Anche Doc scampa a due attentati mentre si trova a Parigi, ma nel momento in cui i due si incontrano Szell lo accoltella con un’arma retrattile che tiene nascosta nella manica; questo è l’anello che collegherà Babe – nel frattempo fatto sorvegliare da Elsa, un altro agente di cui Babe ingenuamente si innamora – al criminale nazista: Doc, ferito mortalmente, riesce a raggiungere la casa del fratello, spirando prima di potergli confidare alcunché sulla sua reale identità.

Szell, preoccupato dalla possibilità che Doc prima di morire possa avere fornito delle informazioni sui diamanti a Babe, lo fa sequestrare da Janeway e da due suoi complici e, per estorcergli le informazioni che ritiene Babe possa avere ricevuto, lo tortura sfruttando le competenze della sua antica professione di dentista, sino ad arrivare a perforargli un dente con uno specillo odontoiatrico.

Viene quindi svelato che Szell è ricompensato e tenuto nascosto dalla “Divisione” di Janeway in cambio di importanti informazioni sui criminali di guerra nazisti. Scampato fortunosamente alla morte grazie anche alle sue doti di corridore, Babe, ferito, sconvolto e avvilito dalle rivelazioni sulla vera attività del fratello, si arma della pistola del padre (“rubata” dai suoi vicini portoricani che, su sua richiesta, svaligiano la casa sorvegliata dagli agenti e dai complici di Szell), che egli custodisce gelosamente fin dalla morte del genitore, e contatta Elsa per chiedere aiuto.
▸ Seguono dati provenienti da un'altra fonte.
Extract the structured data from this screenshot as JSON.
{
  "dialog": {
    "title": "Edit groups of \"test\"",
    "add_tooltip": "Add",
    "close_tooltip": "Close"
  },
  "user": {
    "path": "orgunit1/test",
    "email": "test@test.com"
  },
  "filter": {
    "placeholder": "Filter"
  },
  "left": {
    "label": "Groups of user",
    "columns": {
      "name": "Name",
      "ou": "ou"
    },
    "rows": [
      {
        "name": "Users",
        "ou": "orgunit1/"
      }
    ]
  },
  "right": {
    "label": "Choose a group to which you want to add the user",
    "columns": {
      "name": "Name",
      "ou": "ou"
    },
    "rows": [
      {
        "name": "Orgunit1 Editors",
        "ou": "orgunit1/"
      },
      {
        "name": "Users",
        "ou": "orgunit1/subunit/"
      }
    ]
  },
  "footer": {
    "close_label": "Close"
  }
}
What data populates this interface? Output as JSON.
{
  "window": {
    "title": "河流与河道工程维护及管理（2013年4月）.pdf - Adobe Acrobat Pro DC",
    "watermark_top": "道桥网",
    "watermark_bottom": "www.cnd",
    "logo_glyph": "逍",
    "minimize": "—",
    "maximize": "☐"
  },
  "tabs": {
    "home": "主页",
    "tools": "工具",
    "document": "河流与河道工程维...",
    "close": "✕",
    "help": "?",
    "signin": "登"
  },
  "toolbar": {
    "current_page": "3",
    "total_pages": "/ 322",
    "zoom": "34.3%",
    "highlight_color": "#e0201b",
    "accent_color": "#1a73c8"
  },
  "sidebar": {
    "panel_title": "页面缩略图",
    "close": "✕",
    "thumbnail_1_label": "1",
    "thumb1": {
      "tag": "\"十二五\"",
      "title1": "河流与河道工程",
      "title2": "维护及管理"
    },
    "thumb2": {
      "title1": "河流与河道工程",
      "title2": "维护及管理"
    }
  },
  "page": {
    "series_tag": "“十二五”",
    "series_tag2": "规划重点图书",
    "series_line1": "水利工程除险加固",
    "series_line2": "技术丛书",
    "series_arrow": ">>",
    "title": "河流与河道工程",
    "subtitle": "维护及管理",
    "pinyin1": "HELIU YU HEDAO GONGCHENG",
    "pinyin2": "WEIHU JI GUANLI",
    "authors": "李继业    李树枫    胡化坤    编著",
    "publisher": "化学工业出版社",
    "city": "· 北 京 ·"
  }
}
Elsa lo attira però in una trappola, portandolo nella casa del fratello di Szell, dove poco dopo arrivano Janeway e i suoi due scagnozzi. Babe fa entrare i tre in casa, tenendo Elsa in ostaggio con la pistola, ma in un improvviso scontro a fuoco i due uomini di Janeway rimangono uccisi. Janeway rivela allora a Babe la banca in cui Szell andrà a ritirare i diamanti, ma mentre Babe sta abbandonando di corsa la casa afferra la pistola per inseguirlo e ucciderlo.

Elsa urla per salvare Babe e Janeway le spara, uccidendola. Babe a sua volta fredda Janeway, sparandogli attraverso una finestra. Nel frattempo Szell si reca nel distretto dei diamanti di New York, sulla 47ma strada, per informarsi sul loro corrente valore, ma viene riconosciuto da due reduci dei campi di concentramento, un commesso in un negozio e una donna per strada.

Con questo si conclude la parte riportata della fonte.